In this context, the report anticipates that headline CPI will average 2.6 percent year-on-year in the latter half of the financial year 2025-26, and 2.4 percent for the entire financial year.

However, it warned that while reduced indirect taxes may stimulate domestic demand from a low starting point in the second half of 2025-26, vigilance is necessary regarding the potential drag from external demand, influenced by unfavorable tariffs and the ongoing negotiations with the US.

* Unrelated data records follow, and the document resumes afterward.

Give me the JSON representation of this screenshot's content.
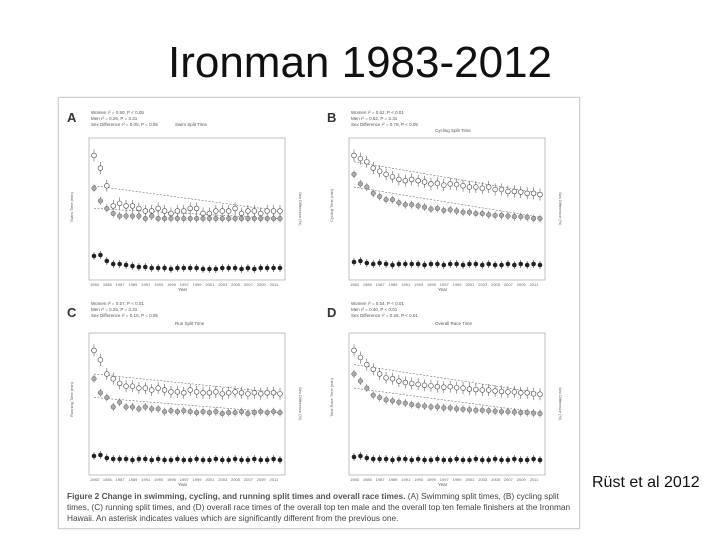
{
  "slide": {
    "title": "Ironman 1983-2012",
    "citation": "Rüst et al 2012"
  },
  "panels": [
    {
      "label": "A",
      "title": "Swim Split Time",
      "legend": [
        "Women r² = 0.50, P < 0.05",
        "Men r² = 0.26, P = 3.31",
        "Sex Difference r² = 0.05, P = 0.05"
      ],
      "xlabel": "Year",
      "ylabel": "Swim Time (min)",
      "y2label": "Sex Difference (%)"
    },
    {
      "label": "B",
      "title": "Cycling Split Time",
      "legend": [
        "Women r² = 0.62, P < 0.01",
        "Men r² = 0.52, P = 3.31",
        "Sex Difference r² = 0.78, P < 0.05"
      ],
      "xlabel": "Year",
      "ylabel": "Cycling Time (min)",
      "y2label": "Sex Difference (%)"
    },
    {
      "label": "C",
      "title": "Run Split Time",
      "legend": [
        "Women r² = 0.57, P < 0.01",
        "Men r² = 0.26, P = 3.31",
        "Sex Difference r² = 0.15, P = 0.05"
      ],
      "xlabel": "Year",
      "ylabel": "Running Time (min)",
      "y2label": "Sex Difference (%)"
    },
    {
      "label": "D",
      "title": "Overall Race Time",
      "legend": [
        "Women r² = 0.54, P < 0.01",
        "Men r² = 0.40, P < 0.01",
        "Sex Difference r² = 0.26, P < 0.01"
      ],
      "xlabel": "Year",
      "ylabel": "Total Race Time (min)",
      "y2label": "Sex Difference (%)"
    }
  ],
  "caption": {
    "heading": "Figure 2 Change in swimming, cycling, and running split times and overall race times.",
    "body": "(A) Swimming split times, (B) cycling split times, (C) running split times, and (D) overall race times of the overall top ten male and the overall top ten female finishers at the Ironman Hawaii. An asterisk indicates values which are significantly different from the previous one."
  },
  "chart_data": [
    {
      "type": "scatter",
      "panel": "A",
      "x": [
        1983,
        1984,
        1985,
        1986,
        1987,
        1988,
        1989,
        1990,
        1991,
        1992,
        1993,
        1994,
        1995,
        1996,
        1997,
        1998,
        1999,
        2000,
        2001,
        2002,
        2003,
        2004,
        2005,
        2006,
        2007,
        2008,
        2009,
        2010,
        2011,
        2012
      ],
      "series": [
        {
          "name": "Women",
          "values": [
            80,
            75,
            68,
            60,
            61,
            60,
            60,
            59,
            58,
            58,
            59,
            58,
            57,
            58,
            58,
            59,
            59,
            57,
            57,
            58,
            58,
            58,
            59,
            57,
            58,
            58,
            57,
            58,
            58,
            58
          ]
        },
        {
          "name": "Men",
          "values": [
            67,
            62,
            59,
            57,
            56,
            56,
            56,
            56,
            55,
            56,
            55,
            55,
            55,
            55,
            55,
            55,
            55,
            55,
            55,
            55,
            55,
            55,
            55,
            55,
            55,
            55,
            55,
            55,
            55,
            55
          ]
        },
        {
          "name": "Sex Difference",
          "values": [
            20,
            21,
            15,
            12,
            12,
            11,
            10,
            9,
            9,
            8,
            8,
            8,
            7,
            8,
            8,
            8,
            8,
            7,
            7,
            7,
            8,
            8,
            8,
            7,
            8,
            7,
            8,
            8,
            8,
            8
          ]
        }
      ]
    },
    {
      "type": "scatter",
      "panel": "B",
      "x": [
        1983,
        1984,
        1985,
        1986,
        1987,
        1988,
        1989,
        1990,
        1991,
        1992,
        1993,
        1994,
        1995,
        1996,
        1997,
        1998,
        1999,
        2000,
        2001,
        2002,
        2003,
        2004,
        2005,
        2006,
        2007,
        2008,
        2009,
        2010,
        2011,
        2012
      ],
      "series": [
        {
          "name": "Women",
          "values": [
            390,
            385,
            380,
            370,
            365,
            360,
            356,
            352,
            350,
            352,
            350,
            348,
            345,
            346,
            343,
            345,
            344,
            342,
            340,
            340,
            338,
            340,
            336,
            336,
            333,
            333,
            332,
            330,
            330,
            328
          ]
        },
        {
          "name": "Men",
          "values": [
            360,
            345,
            340,
            330,
            325,
            320,
            320,
            315,
            312,
            312,
            310,
            308,
            305,
            306,
            303,
            304,
            302,
            300,
            300,
            298,
            298,
            296,
            295,
            295,
            294,
            293,
            293,
            292,
            290,
            290
          ]
        },
        {
          "name": "Sex Difference",
          "values": [
            14,
            15,
            13,
            12,
            13,
            12,
            11,
            12,
            12,
            12,
            12,
            11,
            12,
            12,
            11,
            12,
            12,
            11,
            12,
            12,
            11,
            12,
            11,
            11,
            12,
            11,
            12,
            11,
            12,
            11
          ]
        }
      ]
    },
    {
      "type": "scatter",
      "panel": "C",
      "x": [
        1983,
        1984,
        1985,
        1986,
        1987,
        1988,
        1989,
        1990,
        1991,
        1992,
        1993,
        1994,
        1995,
        1996,
        1997,
        1998,
        1999,
        2000,
        2001,
        2002,
        2003,
        2004,
        2005,
        2006,
        2007,
        2008,
        2009,
        2010,
        2011,
        2012
      ],
      "series": [
        {
          "name": "Women",
          "values": [
            250,
            240,
            225,
            220,
            215,
            212,
            212,
            210,
            210,
            208,
            210,
            208,
            206,
            206,
            205,
            208,
            206,
            205,
            205,
            206,
            204,
            205,
            206,
            205,
            204,
            205,
            204,
            205,
            205,
            204
          ]
        },
        {
          "name": "Men",
          "values": [
            220,
            205,
            200,
            190,
            195,
            190,
            190,
            188,
            190,
            188,
            188,
            185,
            186,
            185,
            186,
            185,
            184,
            185,
            184,
            185,
            183,
            184,
            184,
            185,
            183,
            184,
            185,
            184,
            185,
            184
          ]
        },
        {
          "name": "Sex Difference",
          "values": [
            15,
            16,
            13,
            12,
            12,
            12,
            11,
            12,
            12,
            11,
            12,
            11,
            11,
            12,
            11,
            11,
            12,
            11,
            11,
            12,
            11,
            11,
            12,
            11,
            11,
            12,
            11,
            11,
            12,
            11
          ]
        }
      ]
    },
    {
      "type": "scatter",
      "panel": "D",
      "x": [
        1983,
        1984,
        1985,
        1986,
        1987,
        1988,
        1989,
        1990,
        1991,
        1992,
        1993,
        1994,
        1995,
        1996,
        1997,
        1998,
        1999,
        2000,
        2001,
        2002,
        2003,
        2004,
        2005,
        2006,
        2007,
        2008,
        2009,
        2010,
        2011,
        2012
      ],
      "series": [
        {
          "name": "Women",
          "values": [
            690,
            675,
            660,
            650,
            640,
            632,
            630,
            625,
            622,
            620,
            618,
            616,
            615,
            613,
            612,
            613,
            611,
            610,
            608,
            607,
            606,
            606,
            604,
            603,
            602,
            602,
            600,
            600,
            598,
            597
          ]
        },
        {
          "name": "Men",
          "values": [
            640,
            625,
            610,
            595,
            590,
            585,
            583,
            580,
            578,
            575,
            573,
            572,
            570,
            570,
            568,
            568,
            566,
            565,
            564,
            563,
            563,
            562,
            561,
            560,
            560,
            559,
            558,
            558,
            557,
            556
          ]
        },
        {
          "name": "Sex Difference",
          "values": [
            14,
            15,
            13,
            12,
            12,
            12,
            11,
            12,
            12,
            11,
            12,
            11,
            11,
            12,
            11,
            11,
            12,
            11,
            11,
            12,
            11,
            11,
            12,
            11,
            11,
            12,
            11,
            11,
            12,
            11
          ]
        }
      ]
    }
  ]
}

"We are closely monitoring the monsoon trends and their effects on the current summer crop, the implications of GST rationalization on consumption and its pass-through to inflation, and external influences such as trade/tariff impacts on growth and capital flows, along with the Fed's rate adjustments," it stated.

Point of View

It is essential to remain vigilant about economic trends. While the report presents a promising outlook for inflation and potential rate cuts, it is vital to consider external factors that could influence growth and stability. The NationPress editorial team emphasizes a balanced view that recognizes both opportunities and challenges in this evolving economic landscape.
NationPress
15/09/2025

Frequently Asked Questions

What is the expected inflation rate for India this year?
The expected inflation rate for India this year is projected to average around 2.4 percent year-on-year, according to Morgan Stanley.
How much can the RBI potentially cut rates this year?
The RBI may have the capacity to cut rates by 50 bps (0.5 percent) this year, facilitated by low inflation.
What factors are contributing to low inflation in India?
Factors contributing to low inflation include GST rate cuts, a decline in food prices, and the absence of input price pressures.
How does core inflation compare to headline inflation?
Core inflation is currently at 4.2 percent, while headline inflation has been tracking below the RBI's target of 4 percent.
What external factors could affect India's economic outlook?
External factors include trade tariffs, negotiations with the US, and potential impacts from global economic conditions.